ADIF: Tren inspección turbo 14,1 m
En la última jugada de ADIF, el gestor de infraestructuras ferroviarias ha decidido poner en marcha una nueva dresina auscultadora de 14,1 millones de euros, como si fuera un coche de inspección de alta velocidad con cámara de 3 D y un láser que no pide permiso ni a los túneles que la rodean. La operación se lanzó al mercado en 2024 para la red de ancho métrico, el viejo corredor que recorre Asturias y Cantabria, con la promesa de evitar que el próximo convoy sea el próximo ‘túnel‑tortuga’ de la historia, un incidente que sacudió a Renfe en febrero de 2023 y provocó la dimisión del presidente Isaías Taboas.

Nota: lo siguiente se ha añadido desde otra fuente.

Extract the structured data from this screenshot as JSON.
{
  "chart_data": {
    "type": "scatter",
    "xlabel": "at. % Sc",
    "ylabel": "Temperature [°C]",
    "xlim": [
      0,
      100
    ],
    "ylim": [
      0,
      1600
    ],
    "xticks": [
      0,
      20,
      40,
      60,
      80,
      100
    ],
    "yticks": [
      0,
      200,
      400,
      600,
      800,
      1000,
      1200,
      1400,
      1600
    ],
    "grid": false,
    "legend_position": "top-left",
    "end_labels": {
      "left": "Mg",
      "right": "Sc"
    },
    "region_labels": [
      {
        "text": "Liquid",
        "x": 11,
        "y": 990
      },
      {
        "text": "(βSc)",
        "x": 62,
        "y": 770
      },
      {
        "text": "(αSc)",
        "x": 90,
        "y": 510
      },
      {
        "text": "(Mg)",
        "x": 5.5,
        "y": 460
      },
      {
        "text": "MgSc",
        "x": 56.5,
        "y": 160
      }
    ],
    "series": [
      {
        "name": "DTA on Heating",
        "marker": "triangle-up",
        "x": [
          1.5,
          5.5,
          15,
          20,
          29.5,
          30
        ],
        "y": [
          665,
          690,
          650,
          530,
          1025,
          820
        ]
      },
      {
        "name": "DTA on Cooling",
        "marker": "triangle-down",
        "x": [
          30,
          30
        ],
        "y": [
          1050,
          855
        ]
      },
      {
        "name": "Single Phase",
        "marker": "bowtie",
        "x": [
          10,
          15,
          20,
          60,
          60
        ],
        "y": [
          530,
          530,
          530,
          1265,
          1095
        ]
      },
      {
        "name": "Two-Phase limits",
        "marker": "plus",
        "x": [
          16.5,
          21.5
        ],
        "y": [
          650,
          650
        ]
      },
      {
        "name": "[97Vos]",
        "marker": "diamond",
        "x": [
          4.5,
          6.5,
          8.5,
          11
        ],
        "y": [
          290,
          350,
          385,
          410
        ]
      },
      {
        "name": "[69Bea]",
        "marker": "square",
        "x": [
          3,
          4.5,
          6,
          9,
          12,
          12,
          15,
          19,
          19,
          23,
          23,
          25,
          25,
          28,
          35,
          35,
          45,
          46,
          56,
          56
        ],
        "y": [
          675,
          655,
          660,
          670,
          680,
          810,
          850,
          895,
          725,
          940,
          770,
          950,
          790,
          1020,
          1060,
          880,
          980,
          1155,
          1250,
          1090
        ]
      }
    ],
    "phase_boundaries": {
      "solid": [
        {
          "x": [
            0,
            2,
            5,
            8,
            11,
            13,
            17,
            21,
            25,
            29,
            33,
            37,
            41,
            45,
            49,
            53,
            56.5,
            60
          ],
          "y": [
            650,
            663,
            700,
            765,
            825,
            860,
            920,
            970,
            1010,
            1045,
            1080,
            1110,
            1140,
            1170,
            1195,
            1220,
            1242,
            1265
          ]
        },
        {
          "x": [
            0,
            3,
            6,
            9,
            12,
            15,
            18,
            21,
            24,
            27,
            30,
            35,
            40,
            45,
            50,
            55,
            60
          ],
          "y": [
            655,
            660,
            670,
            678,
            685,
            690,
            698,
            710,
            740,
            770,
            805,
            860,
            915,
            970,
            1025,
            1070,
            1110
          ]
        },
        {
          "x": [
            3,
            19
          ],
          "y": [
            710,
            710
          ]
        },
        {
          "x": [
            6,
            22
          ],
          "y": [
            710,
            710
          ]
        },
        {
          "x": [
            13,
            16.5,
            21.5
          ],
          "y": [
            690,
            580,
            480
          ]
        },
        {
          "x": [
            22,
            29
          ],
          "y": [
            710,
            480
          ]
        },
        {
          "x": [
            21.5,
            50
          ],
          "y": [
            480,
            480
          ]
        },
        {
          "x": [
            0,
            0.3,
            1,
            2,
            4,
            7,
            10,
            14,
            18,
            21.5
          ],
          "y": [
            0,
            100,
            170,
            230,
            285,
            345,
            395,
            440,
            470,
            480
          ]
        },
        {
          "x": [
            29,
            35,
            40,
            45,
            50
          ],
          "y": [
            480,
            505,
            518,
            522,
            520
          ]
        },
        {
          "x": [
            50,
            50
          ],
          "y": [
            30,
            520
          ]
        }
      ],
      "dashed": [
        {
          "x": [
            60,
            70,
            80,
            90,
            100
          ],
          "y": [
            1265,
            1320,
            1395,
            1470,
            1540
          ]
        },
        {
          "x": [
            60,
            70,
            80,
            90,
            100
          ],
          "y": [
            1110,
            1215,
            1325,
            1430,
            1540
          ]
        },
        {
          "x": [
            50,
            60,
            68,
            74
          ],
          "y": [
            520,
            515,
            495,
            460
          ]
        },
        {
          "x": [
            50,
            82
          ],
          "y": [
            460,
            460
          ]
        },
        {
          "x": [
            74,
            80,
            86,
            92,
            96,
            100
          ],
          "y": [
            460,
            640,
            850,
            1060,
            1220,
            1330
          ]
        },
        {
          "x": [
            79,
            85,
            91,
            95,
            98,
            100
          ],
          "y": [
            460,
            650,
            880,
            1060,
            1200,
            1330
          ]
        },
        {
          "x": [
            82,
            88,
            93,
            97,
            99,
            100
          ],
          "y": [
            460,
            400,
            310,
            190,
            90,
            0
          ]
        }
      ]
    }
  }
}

El nuevo tren, con su sistema T‑Sight, medirá los gálibos con la precisión de un técnico de joyería que no quiere que el diamante se caiga dentro del anillo. Mientras que las dresinas tradicionales se ocupan de transportar a los obreros, esta nueva modelo se ha diseñado con una cabina de visión, equipos de geometría de vía y catenaria, y una odometría que no solo cuenta kilómetros, sino también la velocidad a la que el tren se hace el viaje en la red. El contrato incluye 5 años de mantenimiento, y el vehículo podrá alcanzar los 80 km/h, lo que demuestra que la velocidad no es el problema, sino la falta de datos.
¿Por qué esta compra? En 2020 Renfe adjudicó a CAF la renovación de la flota de ancho métrico. Los planos contaban con medidas erróneas, usando el gálibo geométrico estándar en vez de la realidad física de túneles centenarios. Si los trenes hubieran sido hechos así, se habrían golpeado unas paredes como si fueran las de una casa de pueblo con paredes de ladrillo y se habría vuelto un desastre que provocó la muerte de 46 personas en Adamuz. El retraso de dos‑tres años en la entrega de la nueva flota provocó indignación en las comunidades autónomas.
ADIF ya invirtió 79,8 millones en seis trenes de auscultación (tres Stadler, dos CAF, un Talgo 106 y un Séneca), 47,3 millones en la fase de homologación del Talgo 106 y 21 millones en otra unidad CAF. Ahora, añade la dresina de 14,1 millones, sumando un total de 142,3 millones en equipos de inspección. La cifra se parece a la lista de la compra de un empresario con problemas de crédito, pero la diferencia es que aquí cada euro se gasta para que el tren no se convierta en un coche de choque.
La obra no es una simple compra, es una respuesta a la falta de planificación en el pasado, un recordatorio de que los túneles no son meros pasillos y que la tecnología debe acompañar al presupuesto. ADIF ha decidido que el futuro de la red no será un cuento de “túnel‑tortuga”, sino un viaje sin choques, donde cada metrosse puede ser medido y controlado con la precisión de un reloj de pulsera de alta gama.